Resumable operation

Context

Some requests need to write to several independent systems. Operations on independent systems may fail independently, or the system might crash in between writes, leaving an operation partially-complete and the system in an inconsistent state.

Prerequisites

It is acceptable to perform each sub-operation at least once, and for retries to perform additional side-effects after a previous attempt fails.

Example

Uploading a profile image to a social network. The image gets stored in a blob store, then a reference stored in a separate database. The system might crash at any point before uploading the image, before storing the reference, or before sending the response. Retries should be allowed to continue the operation to completion.

Problem

How do we increase the proportion of operations which eventually succeed, even when some sub-operations fail?

Solution

Design your operation such that repeated attempts to perform the operation do not fail, and use retries or a Completer to drive the operation to completeness.

If relying on retries, be aware that most clients won’t retry forever, and so the operation might end up incomplete indefinitely.

Designing operations to be continued can be tricky. Consider using Recovery points to make this easier and avoid repeating work.

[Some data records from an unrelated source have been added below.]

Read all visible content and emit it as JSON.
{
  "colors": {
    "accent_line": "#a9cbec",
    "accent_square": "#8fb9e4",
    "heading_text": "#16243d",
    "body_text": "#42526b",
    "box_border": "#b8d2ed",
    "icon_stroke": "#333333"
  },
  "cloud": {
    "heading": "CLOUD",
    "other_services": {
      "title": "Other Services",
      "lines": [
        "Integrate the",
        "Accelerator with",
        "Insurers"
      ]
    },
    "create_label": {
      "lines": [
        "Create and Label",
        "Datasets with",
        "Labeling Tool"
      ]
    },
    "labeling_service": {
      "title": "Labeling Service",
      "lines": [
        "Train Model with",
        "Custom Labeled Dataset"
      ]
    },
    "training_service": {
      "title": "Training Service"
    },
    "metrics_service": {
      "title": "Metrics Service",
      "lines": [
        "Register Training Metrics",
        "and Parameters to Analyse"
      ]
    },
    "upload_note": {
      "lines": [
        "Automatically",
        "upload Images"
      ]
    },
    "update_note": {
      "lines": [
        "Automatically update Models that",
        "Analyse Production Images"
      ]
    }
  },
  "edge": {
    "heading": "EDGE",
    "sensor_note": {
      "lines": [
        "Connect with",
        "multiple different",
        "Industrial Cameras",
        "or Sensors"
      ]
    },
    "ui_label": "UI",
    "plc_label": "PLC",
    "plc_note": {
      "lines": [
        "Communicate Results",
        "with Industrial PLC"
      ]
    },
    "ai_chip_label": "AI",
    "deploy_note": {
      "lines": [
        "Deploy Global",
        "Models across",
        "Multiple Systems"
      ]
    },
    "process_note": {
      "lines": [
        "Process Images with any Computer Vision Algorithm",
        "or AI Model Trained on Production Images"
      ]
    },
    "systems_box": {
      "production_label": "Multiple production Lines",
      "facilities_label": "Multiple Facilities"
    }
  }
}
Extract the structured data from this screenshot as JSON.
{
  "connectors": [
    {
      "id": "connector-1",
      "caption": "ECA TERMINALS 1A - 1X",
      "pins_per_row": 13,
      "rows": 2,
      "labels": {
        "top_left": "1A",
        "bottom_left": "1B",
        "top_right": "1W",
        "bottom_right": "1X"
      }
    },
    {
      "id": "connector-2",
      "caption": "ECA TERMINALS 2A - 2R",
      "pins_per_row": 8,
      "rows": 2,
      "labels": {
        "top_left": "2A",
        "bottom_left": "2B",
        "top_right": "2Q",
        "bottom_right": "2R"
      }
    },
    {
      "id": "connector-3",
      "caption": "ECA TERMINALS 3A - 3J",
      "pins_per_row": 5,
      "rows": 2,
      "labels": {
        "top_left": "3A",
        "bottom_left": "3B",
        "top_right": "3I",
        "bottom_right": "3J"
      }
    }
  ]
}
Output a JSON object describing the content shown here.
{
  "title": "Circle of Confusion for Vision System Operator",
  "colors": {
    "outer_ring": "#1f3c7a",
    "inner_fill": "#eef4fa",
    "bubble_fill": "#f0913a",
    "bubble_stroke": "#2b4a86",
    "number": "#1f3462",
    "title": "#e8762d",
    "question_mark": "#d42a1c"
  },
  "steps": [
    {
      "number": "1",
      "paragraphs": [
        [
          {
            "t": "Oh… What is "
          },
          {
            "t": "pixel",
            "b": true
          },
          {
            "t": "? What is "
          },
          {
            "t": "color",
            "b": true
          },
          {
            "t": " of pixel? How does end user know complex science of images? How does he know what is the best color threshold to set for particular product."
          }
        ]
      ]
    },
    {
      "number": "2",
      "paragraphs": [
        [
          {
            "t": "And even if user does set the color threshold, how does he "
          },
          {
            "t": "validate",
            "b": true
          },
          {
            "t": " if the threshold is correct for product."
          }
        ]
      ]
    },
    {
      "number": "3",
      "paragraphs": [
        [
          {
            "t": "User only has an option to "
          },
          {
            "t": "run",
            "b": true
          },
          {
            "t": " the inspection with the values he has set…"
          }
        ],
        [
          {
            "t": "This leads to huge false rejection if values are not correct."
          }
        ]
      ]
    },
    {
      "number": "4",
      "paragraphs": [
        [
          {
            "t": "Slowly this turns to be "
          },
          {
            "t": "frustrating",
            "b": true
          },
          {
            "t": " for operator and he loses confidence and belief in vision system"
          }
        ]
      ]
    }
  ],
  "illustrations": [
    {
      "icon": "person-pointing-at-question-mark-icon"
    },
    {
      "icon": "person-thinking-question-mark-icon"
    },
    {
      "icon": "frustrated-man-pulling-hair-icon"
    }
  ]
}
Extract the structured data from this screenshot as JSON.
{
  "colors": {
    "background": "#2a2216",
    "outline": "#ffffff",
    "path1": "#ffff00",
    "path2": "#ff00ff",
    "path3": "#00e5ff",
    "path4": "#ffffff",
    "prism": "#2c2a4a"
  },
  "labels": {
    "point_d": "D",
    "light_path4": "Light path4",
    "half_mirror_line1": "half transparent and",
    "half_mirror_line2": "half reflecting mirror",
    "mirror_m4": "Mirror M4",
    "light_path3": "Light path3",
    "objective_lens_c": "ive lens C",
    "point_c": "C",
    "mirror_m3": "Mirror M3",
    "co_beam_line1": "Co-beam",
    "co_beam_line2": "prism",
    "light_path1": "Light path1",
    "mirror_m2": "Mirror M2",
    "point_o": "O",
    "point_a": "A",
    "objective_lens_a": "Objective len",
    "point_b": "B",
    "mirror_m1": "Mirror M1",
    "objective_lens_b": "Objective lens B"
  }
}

One technique I use is to write out each atomic step as a series of bullet points. I then ask myself: “What would happen if the operation failed before completing each step? What would happen when a retry arrives after that failure?”.

Notes

Resumable operations are not strictly idempotent: retries may cause additional side effects and return different responses. However, retries are safe – they will not duplicate side effects and will only advance progress towards the same successful outcome. See the discussion of idempotency for incomplete operations in the introduction.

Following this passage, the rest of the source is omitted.